A running execution is not interrupted. The new cadence applies to the next fire.

5. Inspect past runs

Routine-fired trajectories are tagged with triggered_by_routine_id. List them with:

curl -s "https://flows-api.jetty.io/api/v1/routines/$COLLECTION/$TASK/morning-regression/runs" \
-H "Authorization: Bearer $JETTY_API_TOKEN"

This is the same shape as any other trajectory list, filtered server-side.

Python Example

The Mise REST API is plain JSON — any HTTP client works. Here is a typed example using httpx:

import httpx

BASE = "https://flows-api.jetty.io"
TOKEN = "<your-jetty-api-token>"
COLLECTION = "my-org"
TASK = "nl-to-sql-regression"
ROUTINE = "morning-regression"

headers = {"Authorization": f"Bearer {TOKEN}"}

with httpx.Client(base_url=BASE, headers=headers, timeout=30.0) as http:
# Create
http.post(
f"/api/v1/routines/{COLLECTION}/{TASK}",
json={
"name": ROUTINE,
"cadence": {"type": "weekdays", "hour_utc": 9, "minute_utc": 0},
"init_params_overrides": {"sample_size": 50},
},
).raise_for_status()

# Fire once on demand
response = http.post(
f"/api/v1/routines/{COLLECTION}/{TASK}/{ROUTINE}/run-now"
)
response.raise_for_status()
workflow_id = response.json()["workflow_id"]
print("started workflow:", workflow_id)

# Inspect runs
runs = http.get(
f"/api/v1/routines/{COLLECTION}/{TASK}/{ROUTINE}/runs"
).json()
for r in runs:
print(r["trajectory_id"], r["status"], r["created_at"])

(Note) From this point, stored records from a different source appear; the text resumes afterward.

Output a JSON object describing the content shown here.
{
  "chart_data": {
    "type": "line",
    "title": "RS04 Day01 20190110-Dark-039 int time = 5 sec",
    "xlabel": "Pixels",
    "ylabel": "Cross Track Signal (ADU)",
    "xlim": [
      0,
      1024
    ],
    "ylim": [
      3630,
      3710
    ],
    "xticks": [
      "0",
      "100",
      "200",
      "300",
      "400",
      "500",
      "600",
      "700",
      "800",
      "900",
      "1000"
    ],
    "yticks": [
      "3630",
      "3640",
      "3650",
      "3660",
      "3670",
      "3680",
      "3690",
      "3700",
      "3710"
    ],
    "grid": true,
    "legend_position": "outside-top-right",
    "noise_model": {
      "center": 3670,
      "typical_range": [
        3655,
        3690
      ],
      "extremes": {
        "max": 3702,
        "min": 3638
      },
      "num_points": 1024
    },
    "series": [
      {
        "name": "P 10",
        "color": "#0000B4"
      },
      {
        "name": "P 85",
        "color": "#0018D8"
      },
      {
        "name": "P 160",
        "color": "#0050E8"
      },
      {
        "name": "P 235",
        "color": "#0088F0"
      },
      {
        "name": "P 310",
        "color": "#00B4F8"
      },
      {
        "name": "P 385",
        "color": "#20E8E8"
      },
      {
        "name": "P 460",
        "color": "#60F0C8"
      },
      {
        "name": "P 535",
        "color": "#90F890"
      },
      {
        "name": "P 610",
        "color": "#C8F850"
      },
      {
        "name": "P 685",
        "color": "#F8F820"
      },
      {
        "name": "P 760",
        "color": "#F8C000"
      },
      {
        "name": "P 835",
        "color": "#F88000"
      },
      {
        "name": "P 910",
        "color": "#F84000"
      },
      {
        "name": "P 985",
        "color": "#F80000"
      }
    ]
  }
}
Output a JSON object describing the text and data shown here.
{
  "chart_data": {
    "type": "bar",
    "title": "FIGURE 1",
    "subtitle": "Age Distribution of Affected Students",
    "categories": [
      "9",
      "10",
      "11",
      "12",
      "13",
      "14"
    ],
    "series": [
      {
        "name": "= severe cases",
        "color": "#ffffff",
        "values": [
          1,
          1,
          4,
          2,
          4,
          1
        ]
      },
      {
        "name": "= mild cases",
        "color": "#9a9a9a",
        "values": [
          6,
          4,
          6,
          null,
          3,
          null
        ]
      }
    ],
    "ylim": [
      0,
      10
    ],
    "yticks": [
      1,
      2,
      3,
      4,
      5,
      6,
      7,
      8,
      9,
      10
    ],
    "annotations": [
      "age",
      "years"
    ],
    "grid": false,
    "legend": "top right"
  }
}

For the full request and response shapes — including every endpoint and the validation rules — see the Routines API Reference.

Troubleshooting

400 unknown init_params keys: [...]

The keys in init_params_overrides must already exist on the task's workflow.init_params. Hit GET /api/v1/tasks/{collection}/{task}/init-params-schema and reconcile against the keys list. If you really want to add a new param, edit the task workflow first; routines do not extend the surface area.

400 daily cadence requires hour_utc

daily, weekdays, and weekly all require hour_utc. weekly additionally requires day_of_week. manual rejects every cadence param except type.

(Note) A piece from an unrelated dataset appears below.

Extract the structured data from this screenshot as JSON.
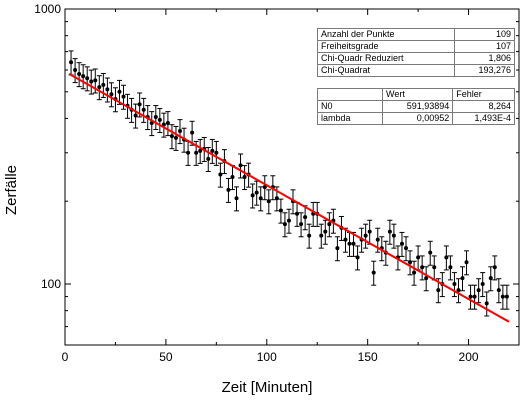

404 on a routine you just created

Routines are scoped to (collection_id, task_id). An API key bound to a different collection cannot see them — you will get 404, not 403, by design. Confirm the Authorization header is for the right collection.

A scheduled fire skipped

The default overlap policy is skip: if the previous run is still executing when the next cadence tick lands, the new fire is dropped. Long-running runbooks plus a tight cadence are the usual cause. Either lengthen the cadence or speed up the task.

next_run_at is null

Manual routines never have a next_run_at — they are saved invocation presets and only fire on run-now. For non-manual routines, null means the scheduler has not yet computed the next fire (transient — re-fetch in a few seconds) or the routine is paused.

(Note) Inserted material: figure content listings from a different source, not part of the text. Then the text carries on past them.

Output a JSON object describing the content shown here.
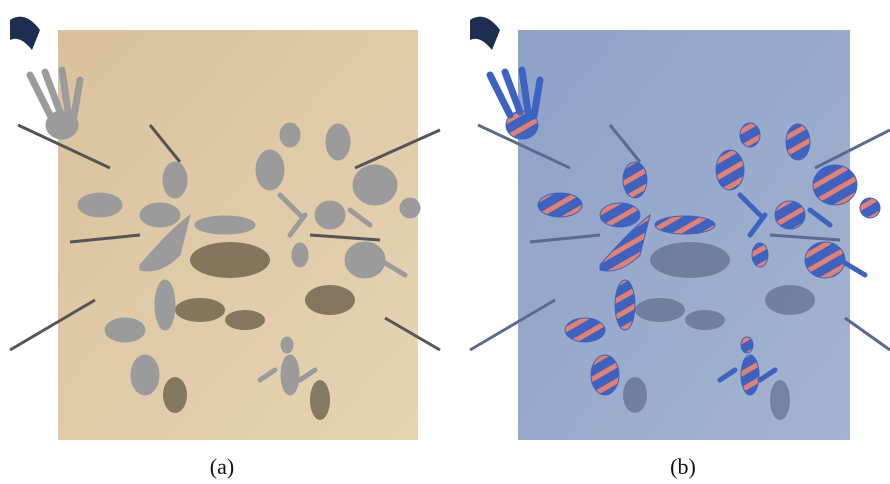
{
  "figure": {
    "panels": [
      {
        "caption": "(a)"
      },
      {
        "caption": "(b)"
      }
    ]
  }
}
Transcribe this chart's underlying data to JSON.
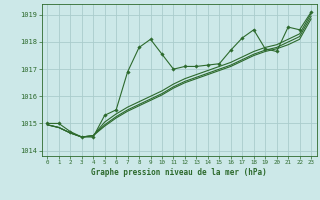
{
  "title": "Graphe pression niveau de la mer (hPa)",
  "background_color": "#cce8e8",
  "grid_color": "#aacccc",
  "line_color": "#2d6a2d",
  "xlim": [
    -0.5,
    23.5
  ],
  "ylim": [
    1013.8,
    1019.4
  ],
  "yticks": [
    1014,
    1015,
    1016,
    1017,
    1018,
    1019
  ],
  "xticks": [
    0,
    1,
    2,
    3,
    4,
    5,
    6,
    7,
    8,
    9,
    10,
    11,
    12,
    13,
    14,
    15,
    16,
    17,
    18,
    19,
    20,
    21,
    22,
    23
  ],
  "series_marked": [
    1015.0,
    1015.0,
    1014.7,
    1014.5,
    1014.5,
    1015.3,
    1015.5,
    1016.9,
    1017.8,
    1018.1,
    1017.55,
    1017.0,
    1017.1,
    1017.1,
    1017.15,
    1017.2,
    1017.7,
    1018.15,
    1018.45,
    1017.75,
    1017.65,
    1018.55,
    1018.45,
    1019.1
  ],
  "series_smooth": [
    [
      1014.95,
      1014.85,
      1014.65,
      1014.5,
      1014.55,
      1014.9,
      1015.2,
      1015.45,
      1015.65,
      1015.85,
      1016.05,
      1016.3,
      1016.5,
      1016.65,
      1016.8,
      1016.95,
      1017.1,
      1017.3,
      1017.5,
      1017.65,
      1017.75,
      1017.9,
      1018.1,
      1018.85
    ],
    [
      1014.95,
      1014.85,
      1014.65,
      1014.5,
      1014.55,
      1014.95,
      1015.25,
      1015.5,
      1015.7,
      1015.9,
      1016.1,
      1016.35,
      1016.55,
      1016.7,
      1016.85,
      1017.0,
      1017.15,
      1017.35,
      1017.55,
      1017.7,
      1017.8,
      1018.0,
      1018.2,
      1018.95
    ],
    [
      1014.95,
      1014.85,
      1014.65,
      1014.5,
      1014.55,
      1015.05,
      1015.35,
      1015.6,
      1015.8,
      1016.0,
      1016.2,
      1016.45,
      1016.65,
      1016.8,
      1016.95,
      1017.1,
      1017.25,
      1017.45,
      1017.65,
      1017.8,
      1017.9,
      1018.1,
      1018.3,
      1019.05
    ]
  ]
}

Schedule survives a routine that no longer makes sense

If the underlying task was edited and an override key disappeared, the routine becomes invalid. v1 surfaces this as a warning on the routine GET response. Either edit the routine to remove the stale override or delete it.

Secrets need rotating

secret_params is encrypted at rest and never logged, but rotation is currently a manual workflow: PATCH the routine with new secret_params, then revoke the old credential at the source. Treat routine secrets the same way you treat any long-lived credential.